Histoire internationale

 

 

 

 

 

 

PRÉFACE

 

 

 

6 août 1945. 8 heures 15 du matin. Trois B29 américains traçaient dans le ciel d’Hiroshima. Les Japonais en alerte depuis l’aube, n’eurent pas d’inquiétude. Même si la ville n’avait encore jamais subi de raids aériens depuis le début de la guerre, ces avions n’étaient pas assez nombreux pour engager un bombardement dangereux. Ils se trompaient. L’un de ces trois bombardiers, baptisé Enola Gay, transportait dans ses soutes une bombe de 4,5 tonnes d’un nouveau genre. Une bombe à l’uranium d’une puissance équivalant à 15 000 tonnes de TNT. C’était la première fois dans l’histoire de l’humanité qu’un engin d’une telle capacité avait été conçue afin de détruire une population civile. L’état-major américain l’appelait Little Boy.

La bombe explosa en l’air, à 580 mètres d’altitude. Une immense bulle de gaz incandescent de plus de 400 mètres de diamètre se forma en une fraction de seconde émettant un puissant rayonnement ; dessous, les températures augmentèrent en quelques instants de 4 000 degrés. Sur terre, le feu se déclenchait déjà.
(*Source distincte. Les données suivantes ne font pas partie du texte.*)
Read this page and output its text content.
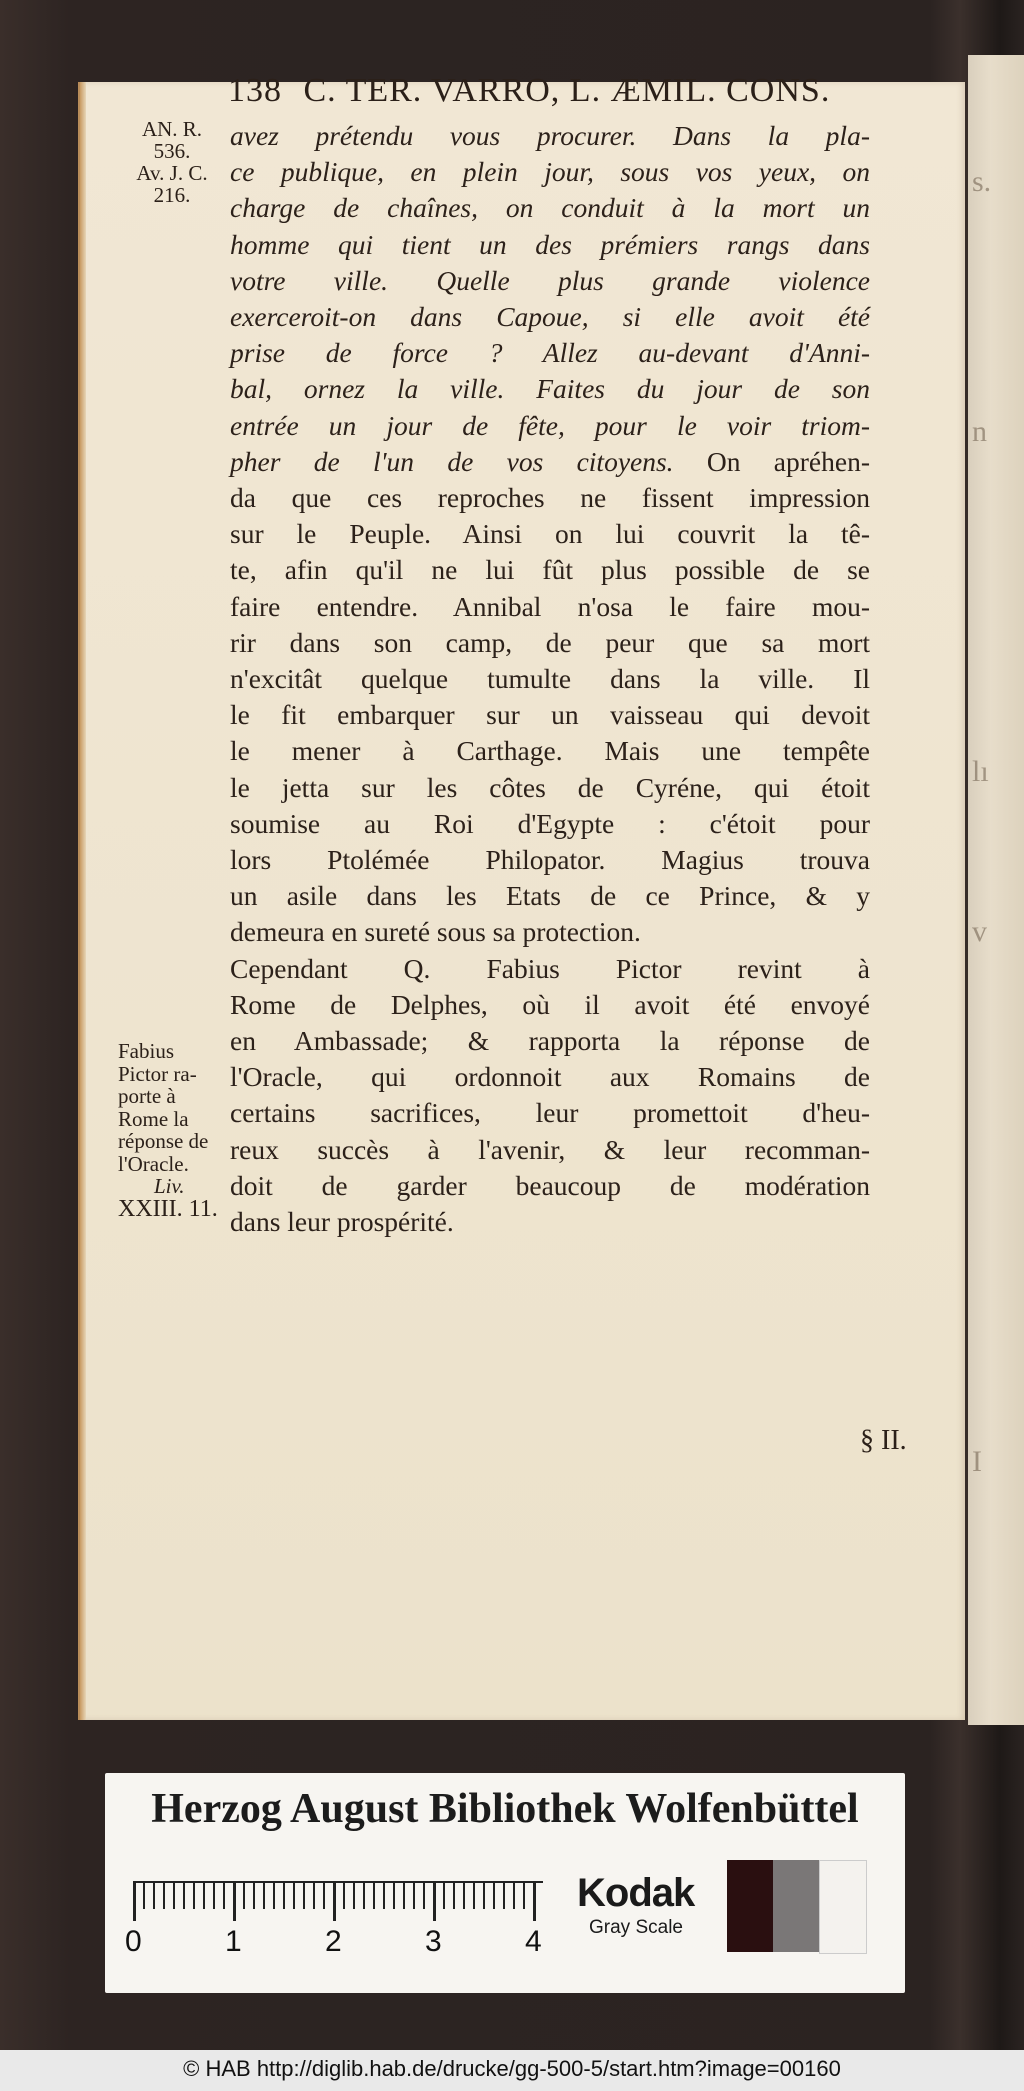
s.
n
lı
v
I
138 C. TER. VARRO, L. ÆMIL. CONS.
AN. R.
536.
Av. J. C.
216.
avez prétendu vous procurer. Dans la pla-
ce publique, en plein jour, sous vos yeux, on
charge de chaînes, on conduit à la mort un
homme qui tient un des prémiers rangs dans
votre ville. Quelle plus grande violence
exerceroit-on dans Capoue, si elle avoit été
prise de force ? Allez au-devant d'Anni-
bal, ornez la ville. Faites du jour de son
entrée un jour de fête, pour le voir triom-
pher de l'un de vos citoyens. On apréhen-
da que ces reproches ne fissent impression
sur le Peuple. Ainsi on lui couvrit la tê-
te, afin qu'il ne lui fût plus possible de se
faire entendre. Annibal n'osa le faire mou-
rir dans son camp, de peur que sa mort
n'excitât quelque tumulte dans la ville. Il
le fit embarquer sur un vaisseau qui devoit
le mener à Carthage. Mais une tempête
le jetta sur les côtes de Cyréne, qui étoit
soumise au Roi d'Egypte : c'étoit pour
lors Ptolémée Philopator. Magius trouva
un asile dans les Etats de ce Prince, & y
demeura en sureté sous sa protection.
Cependant Q. Fabius Pictor revint à
Rome de Delphes, où il avoit été envoyé
en Ambassade; & rapporta la réponse de
l'Oracle, qui ordonnoit aux Romains de
certains sacrifices, leur promettoit d'heu-
reux succès à l'avenir, & leur recomman-
doit de garder beaucoup de modération
dans leur prospérité.
Fabius
Pictor ra-
porte à
Rome la
réponse de
l'Oracle.
Liv.
XXIII. 11.
§ II.
Herzog August Bibliothek Wolfenbüttel
0	1	2	3	4
Kodak
Gray Scale
© HAB http://diglib.hab.de/drucke/gg-500-5/start.htm?image=00160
Le passage de l’onde de choc pulvérisa tout, provoqua des vents de plus de 800 km/h. Puis un champignon, fait de poussières et de débris de toutes sortes, entama une ascension de plusieurs kilomètres dans le ciel. Hiroshima n’était plus qu’un immense brasier et les victimes furent innombrables.

Innombrables en effet, puisque même 65 ans plus tard, il est impossible de chiffrer correctement le nombre de vies arrachées par cette bombe. Combien d’âmes abritait alors Hiroshima ? Nous l’ignorons. Les archives de la ville ont toutes été détruites par le bombardement. En outre, si Hiroshima avait été partiellement évacuée au début de la guerre, des centaines de réfugiés des cités voisines, victimes des raids aériens américains, y avaient trouvé asile sans être recensées. Quant aux corps, ils furent incinérés en masse. Toutefois, oser affirmer que Little Boy fit environ 100 000 morts, n’est pas un abus. Certains diront que les morts d’Hiroshima n’ont pas été plus nombreux que ceux causés par les bombardements des alliés sur Hambourg et sur Dresde. Pas plus nombreux, non plus, que ceux occasionnés par les trois raids américains sur Tokyo, entre février et mai 1945. Ils ont raison. La différence, et elle est de taille, tient en une chose : il fallut plusieurs jours, des centaines d’avions et des milliers de bombes pour détruire presque totalement Hambourg, Dresde et partiellement Tokyo. Là, un avion, un pilote et une bombe suffirent pour rayer Hiroshima de la carte.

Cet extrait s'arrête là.